Writing your own custom argument may be crucial at times. What if you wanted the user to specify the username of another user! You could, as opposed to writing a user query every single time in your command, just create a custom argument processor for the class "Player".

Lets say we have the following service:

@InjectableComponent
public class UserService {
private final Map<String, User> users = new HashMap<>();

public void addUser(final User user) {
users.put(user.getName(), user);
}

public User getUser(final String name) {
return users.get(name);
}

public List<String> getMatching(final String name) {
// Performance go brrr
return users.keySet()
.stream()
.filter(e -> e.contains(name))
.collect(Collectors.toList());
}
public class User {
private final String name;

public User(final String name) {
this.name = name;
}

public String getName() {
return name;
}
}

Now, we wish to create the command "finduser" which would find a user in our service, and return to us his username. We would want the syntax to be:

/finduser <username>

And we would want the output to be:

[Fairy] Halo <user>!

If you've previously missed the last tutorial on the basics of commands, we highly advise you go read it here. Following the same principles of the last tutorial, we would typically have for a command the following:

@InjectableComponent
@Command(value = "finduser", permissionNode = "fairy.test")
@CommandPresence(DefaultPresenceProvider.class)
public class TestCommand extends BaseCommand {

@Arg("name")
private String name;

@Autowired
private UserService userService;

@Override
public void onHelp(CommandContext sctx) {
final User user = userService.getUser(name);

if (user == null) {
sctx.sendMessage(MessageType.ERROR, String.format("Could not find user of name %s!", user.getName()));
return;
}

sctx.sendMessage(MessageType.INFO, String.format("Halo %s!", user.getName()));
}
}

But this is boring. If we're having to add null checks and user conversion in every single method, it's going to get annoying very fast. And as the programming paradigm reminds us, "DRY" (Don't Repeat Yourself).

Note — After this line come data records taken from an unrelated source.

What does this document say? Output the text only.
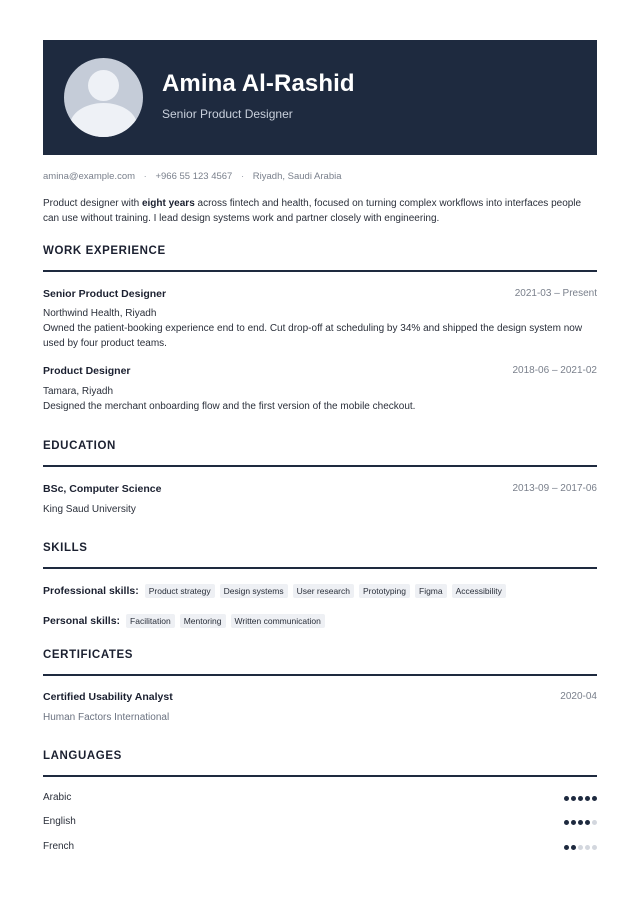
Amina Al-Rashid
Senior Product Designer
amina@example.com · +966 55 123 4567 · Riyadh, Saudi Arabia
Product designer with eight years across fintech and health, focused on turning complex workflows into interfaces people can use without training. I lead design systems work and partner closely with engineering.
WORK EXPERIENCE
Senior Product Designer	2021-03 – Present
Northwind Health, Riyadh
Owned the patient-booking experience end to end. Cut drop-off at scheduling by 34% and shipped the design system now used by four product teams.
Product Designer	2018-06 – 2021-02
Tamara, Riyadh
Designed the merchant onboarding flow and the first version of the mobile checkout.
EDUCATION
BSc, Computer Science	2013-09 – 2017-06
King Saud University
SKILLS
Professional skills:	Product strategy	Design systems	User research	Prototyping	Figma	Accessibility
Personal skills:	Facilitation	Mentoring	Written communication
CERTIFICATES
Certified Usability Analyst	2020-04
Human Factors International
LANGUAGES
Arabic
English
French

So let's create an Arg transformer to handle this in an automated fashion.

@InjectableComponent
public class UserArgTransformer implements ArgTransformer<User> {

// Cute dependency injection
@Autowired
private UserService userService;

/**
* This is the array of classes this support.
* You can add all subclasses too if they share
* a common superparent.
*/
@Override
public Class[] type() {
return new Class[]{User.class};
}

/**
* This is what parses the argument from a "String"
* to the object you specify.
*/
@Override
public User transform(CommandContext commandContext, String s) throws ArgTransformException {
final User user = userService.getUser(s);

if (user == null) {
// Failure will cause an internal exception.
// No need for returns here.
this.fail("User does not exist");
}
return user;
}

/**
* This is to support Tab completion, most
* often used on Minecraft and CLI apps
*/
@Override
public List<String> tabComplete(CommandContext commandContext, String source) throws ArgTransformException {
return userService.getMatching(source);
}
}

With this argument transformer, whenever @Arg preceeds a User object, it will pass the String into the ArgTransformer, which will successfully (or unsuccesfully!) parse it. we can effectively do the following:

@InjectableComponent
@Command(value = "finduser", permissionNode = "fairy.test")
@CommandPresence(DefaultPresenceProvider.class)
public class TestCommand extends BaseCommand {

@Arg("user")
private User user;

@Override
public void onHelp(CommandContext sctx) {
sctx.sendMessage(MessageType.INFO, String.format("Halo %s!", user.getName()));
}
}

Pretty cool right! Now that we've automated the parsing, you may use as many custom arguments; Heck, you may even create behaviours if a user uses a particular attribute!